Fractalkine (CX3CL1) is an unusual member of the chemokine family that is synthesized with its chemokine domain at the end of a mucin-rich, transmembrane stalk. This membrane-bound localization allows fractalkine to function as an adhesion molecule for cells bearing its receptor, CX3CR1. In addition, fractalkine can be proteolytically released from the cell surface, generating a soluble molecule that functions as a chemoattractant similar to the other members of the chemokine family. In this study, we have examined the mechanisms that regulate the conversion between these two functionally distinct forms of fractalkine. We demonstrate that under normal conditions fractalkine is synthesized as an intracellular precursor that is rapidly transported to the cell surface where it becomes a target for metalloproteinase-dependent cleavage that causes the release of a fragment containing the majority of the fractalkine extracellular domain.

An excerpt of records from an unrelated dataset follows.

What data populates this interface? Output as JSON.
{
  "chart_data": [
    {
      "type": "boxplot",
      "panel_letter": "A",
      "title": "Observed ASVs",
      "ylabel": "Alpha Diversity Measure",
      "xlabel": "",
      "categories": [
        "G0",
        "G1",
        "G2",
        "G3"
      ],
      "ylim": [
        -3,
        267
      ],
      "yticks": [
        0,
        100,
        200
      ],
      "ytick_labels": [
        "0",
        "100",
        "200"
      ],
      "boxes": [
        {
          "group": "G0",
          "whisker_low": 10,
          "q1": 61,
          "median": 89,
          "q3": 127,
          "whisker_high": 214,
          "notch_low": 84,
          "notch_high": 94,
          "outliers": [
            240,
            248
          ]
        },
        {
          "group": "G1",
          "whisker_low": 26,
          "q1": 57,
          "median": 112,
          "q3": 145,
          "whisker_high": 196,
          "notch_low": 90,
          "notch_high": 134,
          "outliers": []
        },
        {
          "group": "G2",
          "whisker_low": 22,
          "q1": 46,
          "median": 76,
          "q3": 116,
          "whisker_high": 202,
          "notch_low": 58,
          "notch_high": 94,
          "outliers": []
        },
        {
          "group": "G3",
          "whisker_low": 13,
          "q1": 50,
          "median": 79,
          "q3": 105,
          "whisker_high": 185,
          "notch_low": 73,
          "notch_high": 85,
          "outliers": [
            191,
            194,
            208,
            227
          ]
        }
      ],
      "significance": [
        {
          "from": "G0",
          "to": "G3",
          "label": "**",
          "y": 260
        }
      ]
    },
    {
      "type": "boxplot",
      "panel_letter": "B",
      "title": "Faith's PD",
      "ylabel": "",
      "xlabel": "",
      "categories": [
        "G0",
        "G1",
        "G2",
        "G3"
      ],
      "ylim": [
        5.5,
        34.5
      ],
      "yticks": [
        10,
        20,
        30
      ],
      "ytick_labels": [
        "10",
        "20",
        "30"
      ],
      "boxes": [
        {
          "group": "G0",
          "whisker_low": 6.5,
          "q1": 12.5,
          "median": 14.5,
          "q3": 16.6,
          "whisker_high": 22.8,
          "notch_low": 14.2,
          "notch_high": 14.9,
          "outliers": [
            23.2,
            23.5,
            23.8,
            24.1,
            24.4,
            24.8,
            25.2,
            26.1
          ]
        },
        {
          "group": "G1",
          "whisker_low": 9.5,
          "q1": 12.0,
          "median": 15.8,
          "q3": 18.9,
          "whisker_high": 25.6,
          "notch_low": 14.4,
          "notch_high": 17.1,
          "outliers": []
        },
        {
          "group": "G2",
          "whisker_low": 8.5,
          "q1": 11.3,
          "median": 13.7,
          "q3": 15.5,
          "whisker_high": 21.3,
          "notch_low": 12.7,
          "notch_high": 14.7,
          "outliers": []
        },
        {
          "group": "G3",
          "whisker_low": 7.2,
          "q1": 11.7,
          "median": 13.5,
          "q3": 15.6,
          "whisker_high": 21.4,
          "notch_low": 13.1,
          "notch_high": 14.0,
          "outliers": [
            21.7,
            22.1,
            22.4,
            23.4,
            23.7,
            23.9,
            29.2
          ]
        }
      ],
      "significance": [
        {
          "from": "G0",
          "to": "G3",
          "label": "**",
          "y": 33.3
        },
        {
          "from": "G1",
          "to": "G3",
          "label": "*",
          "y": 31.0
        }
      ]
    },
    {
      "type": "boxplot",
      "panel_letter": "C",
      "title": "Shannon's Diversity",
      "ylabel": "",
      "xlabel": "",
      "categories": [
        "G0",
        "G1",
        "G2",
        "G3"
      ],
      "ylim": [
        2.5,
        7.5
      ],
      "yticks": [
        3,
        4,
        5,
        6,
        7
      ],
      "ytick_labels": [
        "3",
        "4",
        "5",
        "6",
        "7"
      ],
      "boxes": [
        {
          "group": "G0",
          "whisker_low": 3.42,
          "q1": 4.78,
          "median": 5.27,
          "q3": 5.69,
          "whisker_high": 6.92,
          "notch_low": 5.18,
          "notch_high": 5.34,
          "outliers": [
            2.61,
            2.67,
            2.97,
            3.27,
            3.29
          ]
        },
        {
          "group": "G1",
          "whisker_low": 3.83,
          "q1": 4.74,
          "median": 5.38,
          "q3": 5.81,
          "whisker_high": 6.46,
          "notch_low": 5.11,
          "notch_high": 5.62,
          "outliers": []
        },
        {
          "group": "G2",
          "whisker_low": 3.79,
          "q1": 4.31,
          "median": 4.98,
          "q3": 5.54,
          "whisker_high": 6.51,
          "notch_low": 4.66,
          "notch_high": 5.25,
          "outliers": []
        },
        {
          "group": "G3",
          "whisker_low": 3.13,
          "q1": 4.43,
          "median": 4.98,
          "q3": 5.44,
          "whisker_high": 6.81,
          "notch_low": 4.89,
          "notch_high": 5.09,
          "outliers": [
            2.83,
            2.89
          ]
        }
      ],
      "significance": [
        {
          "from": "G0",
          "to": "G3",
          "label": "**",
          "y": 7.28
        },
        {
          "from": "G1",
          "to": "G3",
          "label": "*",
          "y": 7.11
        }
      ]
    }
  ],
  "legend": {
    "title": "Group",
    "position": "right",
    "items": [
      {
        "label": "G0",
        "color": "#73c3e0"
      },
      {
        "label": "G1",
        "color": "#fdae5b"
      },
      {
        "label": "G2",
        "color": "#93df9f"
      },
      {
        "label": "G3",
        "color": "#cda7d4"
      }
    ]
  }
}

We show that the cleavage of fractalkine can be markedly enhanced by stimulating cells with phorbol 12-myristate 13-acetate (PMA), and we identify tumor necrosis factor-alpha converting enzyme (TACE; ADAM17) as the protease responsible for this PMA-induced fractalkine release. In addition, we provide data showing that TACE-mediated fractalkine cleavage occurs at a site distinct from the dibasic juxtamembrane motif that had been suggested previously based on protein sequence homologies. The identification of TACE as a major protease responsible for the conversion of fractalkine from a membrane-bound adhesion molecule to a soluble chemoattractant will provide new information for understanding the physiological function of this chemokine.